Por vezes, acontecem coisas no futebol, nem sempre pelos melhores motivos, nas quais é muito difícil acreditar. Coisas boas, coisas más, um pouco de tudo, em vários momentos.

O que aconteceu no domingo no estádio do Alverca, em cujo desafio a equipa local defrontou o Sporting, com um resultado final que não deixou quaisquer dúvidas em todos os espíritos.

Porém, um facto decorrente do desafio, mereceu e continua a merecer, comentários de toda a ordem, embora a grande maioria no mesmo sentido.

Referimo-nos, claro, ao momento em que o avançado do Sporting, Luiz Suarez, cai na grande área, após uma suposta disputa com o guarda-redes do Alverca.

De imediato, o próprio avançado do Sporting, numa extraordinária manifestação de fair-play, se dirigiu ao árbitro, João Pinheiro, para contrariar aquela que fora a primeira decisão do juiz de campo, isto é, afirmando que não acabara de ser alvo de uma grande penalidade.
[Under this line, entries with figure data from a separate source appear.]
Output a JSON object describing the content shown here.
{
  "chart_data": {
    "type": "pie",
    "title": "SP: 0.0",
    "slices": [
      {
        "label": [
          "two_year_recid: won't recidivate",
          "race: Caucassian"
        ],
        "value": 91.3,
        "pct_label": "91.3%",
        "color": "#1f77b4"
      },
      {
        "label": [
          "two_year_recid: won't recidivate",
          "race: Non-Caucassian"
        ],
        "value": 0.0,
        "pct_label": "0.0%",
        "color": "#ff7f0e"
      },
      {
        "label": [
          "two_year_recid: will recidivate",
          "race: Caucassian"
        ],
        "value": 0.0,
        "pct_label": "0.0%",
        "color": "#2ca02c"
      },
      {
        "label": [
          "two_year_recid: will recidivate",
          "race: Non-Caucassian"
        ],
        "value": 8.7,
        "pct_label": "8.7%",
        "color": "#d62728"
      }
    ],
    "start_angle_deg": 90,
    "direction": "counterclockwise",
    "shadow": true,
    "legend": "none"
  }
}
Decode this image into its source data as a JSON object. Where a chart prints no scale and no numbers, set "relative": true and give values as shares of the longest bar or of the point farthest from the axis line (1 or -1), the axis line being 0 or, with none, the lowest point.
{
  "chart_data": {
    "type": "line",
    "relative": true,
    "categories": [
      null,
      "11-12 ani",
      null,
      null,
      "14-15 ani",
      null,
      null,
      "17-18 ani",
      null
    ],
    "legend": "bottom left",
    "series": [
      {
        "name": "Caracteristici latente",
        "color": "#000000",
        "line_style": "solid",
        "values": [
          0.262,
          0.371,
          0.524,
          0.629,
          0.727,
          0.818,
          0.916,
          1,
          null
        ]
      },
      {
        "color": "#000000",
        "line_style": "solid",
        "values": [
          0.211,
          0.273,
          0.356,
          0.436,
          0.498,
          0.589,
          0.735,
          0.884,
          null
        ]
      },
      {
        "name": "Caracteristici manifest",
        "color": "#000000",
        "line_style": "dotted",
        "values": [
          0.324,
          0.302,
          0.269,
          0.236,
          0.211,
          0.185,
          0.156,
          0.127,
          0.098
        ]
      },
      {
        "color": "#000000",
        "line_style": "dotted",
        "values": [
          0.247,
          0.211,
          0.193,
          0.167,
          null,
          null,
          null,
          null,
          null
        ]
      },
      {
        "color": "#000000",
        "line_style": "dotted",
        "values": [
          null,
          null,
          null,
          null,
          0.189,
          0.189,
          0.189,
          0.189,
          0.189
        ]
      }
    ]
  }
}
Porém, o louvável gesto do jogador colombiano acabou por ser “premiado” com a amostragem de um cartão amarelo, medida considerada por uma grande maioria, como uma medida ridícula e absurda e assumida pelo jogador para assim evitar que o árbitro lhe exibisse o cartão amarelo, para punir uma hipotética simulação.

Em casos como este seria normal mostrar ao jogador leonino um cartão branco, (se existisse entre nós) para assim premiar o gesto de Suarez ao assumir que não fora objecto de qualquer falta do guarda-redes contrário.

Trata-se, pois, de mais uma curiosa particularidade, das muitas que povoam o futebol português.

E para o árbitro João Pinheiro fica como uma lição para casos futuros, se alguma vez vierem a repetir-se.